After modification, line 234-236 should look like below.

with torch.backends.cuda.sdp_kernel(enable_flash=True, enable_math=True, enable_mem_efficient=True):
    if(attention_mask.dtype != query_states.dtype):
        attention_mask = attention_mask.to(query_states.dtype)
    attn_output = F.scaled_dot_product_attention(query_states, key_states, value_states, attn_mask = attention_mask)

Modify --base_model in qlora_finetune_baichuan2_7b_arc_1_card.sh. Then, launch finetune.

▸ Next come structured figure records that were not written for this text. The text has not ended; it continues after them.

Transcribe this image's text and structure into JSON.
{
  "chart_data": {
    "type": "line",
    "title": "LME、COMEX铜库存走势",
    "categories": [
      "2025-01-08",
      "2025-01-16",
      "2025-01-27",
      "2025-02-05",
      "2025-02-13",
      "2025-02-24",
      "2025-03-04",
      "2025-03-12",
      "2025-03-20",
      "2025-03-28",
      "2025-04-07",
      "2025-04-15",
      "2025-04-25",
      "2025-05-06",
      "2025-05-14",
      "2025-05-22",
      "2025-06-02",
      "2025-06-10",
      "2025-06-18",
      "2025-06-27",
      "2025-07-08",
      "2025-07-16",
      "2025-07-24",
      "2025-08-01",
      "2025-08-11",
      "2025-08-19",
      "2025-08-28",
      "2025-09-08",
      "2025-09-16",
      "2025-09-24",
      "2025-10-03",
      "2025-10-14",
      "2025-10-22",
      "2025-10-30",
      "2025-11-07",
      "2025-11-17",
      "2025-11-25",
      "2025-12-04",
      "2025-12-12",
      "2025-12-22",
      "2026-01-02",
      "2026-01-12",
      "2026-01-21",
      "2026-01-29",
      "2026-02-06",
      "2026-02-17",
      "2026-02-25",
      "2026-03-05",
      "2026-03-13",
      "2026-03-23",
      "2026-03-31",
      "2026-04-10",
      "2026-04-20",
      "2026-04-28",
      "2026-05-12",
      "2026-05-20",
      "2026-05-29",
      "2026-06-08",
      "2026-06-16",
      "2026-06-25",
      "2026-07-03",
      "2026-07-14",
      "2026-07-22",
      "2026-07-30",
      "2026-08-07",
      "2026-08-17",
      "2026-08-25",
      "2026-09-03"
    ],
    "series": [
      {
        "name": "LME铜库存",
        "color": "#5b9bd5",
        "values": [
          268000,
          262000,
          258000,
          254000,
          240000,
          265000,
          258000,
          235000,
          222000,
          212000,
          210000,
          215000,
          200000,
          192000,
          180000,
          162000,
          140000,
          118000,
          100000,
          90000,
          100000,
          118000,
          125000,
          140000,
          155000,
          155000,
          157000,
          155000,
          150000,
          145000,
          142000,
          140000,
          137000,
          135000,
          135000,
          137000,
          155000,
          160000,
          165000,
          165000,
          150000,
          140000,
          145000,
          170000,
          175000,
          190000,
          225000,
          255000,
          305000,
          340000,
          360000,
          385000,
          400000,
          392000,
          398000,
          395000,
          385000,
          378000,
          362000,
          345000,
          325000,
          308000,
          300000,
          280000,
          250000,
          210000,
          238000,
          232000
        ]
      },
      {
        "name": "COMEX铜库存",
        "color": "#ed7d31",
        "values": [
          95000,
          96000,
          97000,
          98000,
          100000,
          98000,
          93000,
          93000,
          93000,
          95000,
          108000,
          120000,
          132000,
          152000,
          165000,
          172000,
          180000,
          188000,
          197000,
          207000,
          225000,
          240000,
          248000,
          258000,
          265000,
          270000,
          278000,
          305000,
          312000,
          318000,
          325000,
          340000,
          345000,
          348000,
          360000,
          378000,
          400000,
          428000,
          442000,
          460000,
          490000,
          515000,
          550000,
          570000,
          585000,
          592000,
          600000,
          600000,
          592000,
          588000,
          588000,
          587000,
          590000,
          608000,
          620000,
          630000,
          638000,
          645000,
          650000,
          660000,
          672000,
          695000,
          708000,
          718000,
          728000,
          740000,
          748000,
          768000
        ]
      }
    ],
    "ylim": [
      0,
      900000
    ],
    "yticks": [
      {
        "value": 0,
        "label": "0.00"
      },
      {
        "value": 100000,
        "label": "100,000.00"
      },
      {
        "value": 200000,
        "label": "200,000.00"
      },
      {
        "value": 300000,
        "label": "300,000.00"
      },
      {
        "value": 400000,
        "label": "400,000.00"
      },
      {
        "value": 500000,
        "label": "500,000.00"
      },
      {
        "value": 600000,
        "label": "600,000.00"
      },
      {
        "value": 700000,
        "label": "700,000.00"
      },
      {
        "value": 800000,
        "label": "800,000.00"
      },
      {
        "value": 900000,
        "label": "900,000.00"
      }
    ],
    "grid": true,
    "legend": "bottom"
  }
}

bash qlora_finetune_baichuan2_7b_arc_1_card.sh

4. (Optional) Resume Training

If you fail to complete the whole finetuning process, it is suggested to resume training from a previously saved checkpoint by specifying resume_from_checkpoint to the local checkpoint folder as following:**

python ./alpaca_qlora_finetuning.py \
    --base_model "meta-llama/Llama-2-7b-hf" \
    --data_path "yahma/alpaca-cleaned" \
    --output_dir "./ipex-llm-qlora-alpaca" \
    --resume_from_checkpoint "./ipex-llm-qlora-alpaca/checkpoint-1100"

5. Sample Output

{'loss': 1.9231, 'learning_rate': 2.9999945367033285e-05, 'epoch': 0.0}                                                                                                                          
{'loss': 1.8622, 'learning_rate': 2.9999781468531096e-05, 'epoch': 0.01}                                                                                                                         
{'loss': 1.9043, 'learning_rate': 2.9999508305687345e-05, 'epoch': 0.01}                                                                                                                         
{'loss': 1.8967, 'learning_rate': 2.999912588049185e-05, 'epoch': 0.01}                                                                                                                          
{'loss': 1.9658, 'learning_rate': 2.9998634195730358e-05, 'epoch': 0.01}                                                                                                                         
{'loss': 1.8386, 'learning_rate': 2.9998033254984483e-05, 'epoch': 0.02}                                                                                                                         
{'loss': 1.809, 'learning_rate': 2.999732306263172e-05, 'epoch': 0.02}                                                                                                                           
{'loss': 1.8552, 'learning_rate': 2.9996503623845395e-05, 'epoch': 0.02}                                                                                                                         
  1%|█                                                                                                                                                         | 8/1164 [xx:xx<xx:xx:xx, xx s/it]

6. Merge the adapter into the original model

python ./export_merged_model.py --repo-id-or-model-path REPO_ID_OR_MODEL_PATH --adapter_path ./outputs/checkpoint-200 --output_path ./outputs/checkpoint-200-merged

Then you can use ./outputs/checkpoint-200-merged as a normal huggingface transformer model to do inference.

7. Troubleshooting

Please refer to here for solutions of common issues during finetuning.